JEFFERSON CITY - The narrowing of injuries covered under Missouri's workers' compensation law won first round approval Wednesday night.

After two sessions and more than five and a half hours of debate, the bill was approved at 7:19 by a voice vote of those present.

The legislation would tighten the definition of what qualifies for workers' compensation. Only those injuries where the job is deemed to be the "prevailing" cause would earn benefits. Heart attacks at the workplace or car accidents while driving a company car would not qualify.

The approval marked the end of two days of intense negotiation. The bill will now be printed and submitted for formal approval in a roll call vote. After that it will move to the House.

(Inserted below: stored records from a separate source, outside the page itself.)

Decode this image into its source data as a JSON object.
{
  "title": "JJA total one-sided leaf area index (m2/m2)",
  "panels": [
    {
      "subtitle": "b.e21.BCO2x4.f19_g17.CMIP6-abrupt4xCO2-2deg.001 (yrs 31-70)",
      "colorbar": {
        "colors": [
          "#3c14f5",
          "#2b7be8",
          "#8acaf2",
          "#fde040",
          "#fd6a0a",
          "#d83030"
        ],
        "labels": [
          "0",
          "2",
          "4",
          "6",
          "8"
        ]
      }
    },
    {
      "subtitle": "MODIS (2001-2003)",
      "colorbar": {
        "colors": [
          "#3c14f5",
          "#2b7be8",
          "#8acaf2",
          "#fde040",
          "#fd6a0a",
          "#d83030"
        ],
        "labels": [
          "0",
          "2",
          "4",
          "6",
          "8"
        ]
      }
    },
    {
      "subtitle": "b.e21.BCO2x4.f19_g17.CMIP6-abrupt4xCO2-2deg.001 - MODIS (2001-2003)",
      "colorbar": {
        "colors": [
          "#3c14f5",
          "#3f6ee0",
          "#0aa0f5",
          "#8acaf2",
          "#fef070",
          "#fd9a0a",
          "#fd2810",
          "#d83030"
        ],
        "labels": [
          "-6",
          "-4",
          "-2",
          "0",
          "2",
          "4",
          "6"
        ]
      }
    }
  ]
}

While the bill's fundamentals remain unchanged, several notable amendments were approved. They include:

-Erasing a passage that would have removed the financial incentive for lawyers to represent employees in lawsuits against their bosses. Employees often cannot afford an attorney on their own. Without a financial reward for winning cases, lawyers would have little incentive to represent poor clients.

-Solidifying penalties against insurance companies and employers that fail or refuse to abide by the law.

-Requiring that workers' compensation regulations be posted at a "conspicuous" location in the workplace.

Critics of the bill say it still does not address major problems in the system. One problem left unfixed, said Sen. Tim Green, D-St. Louis County, was that injured workers are waiting too long for their settlements. Many are forced to go on unemployment to pay the bills, which jeopardizes their settlement, he said.

"The injured worker wants to go back to work," Green said. "They are being neglected."

The bill, SB1, was sponsored by Sen. John Loudon, R-St. Louis County. Republicans in the capital, including Gov. Matt Blunt, claim changes are necessary to make Missouri more business friendly.

After the vote, several senators went out of their way to commend what they saw as an example of positive cooperation between the two parties.

"There are things in this bill that are still problematic," said Sen. Victor Callahan, D-Jackson County. "But this is an example of the Senate working as it should work."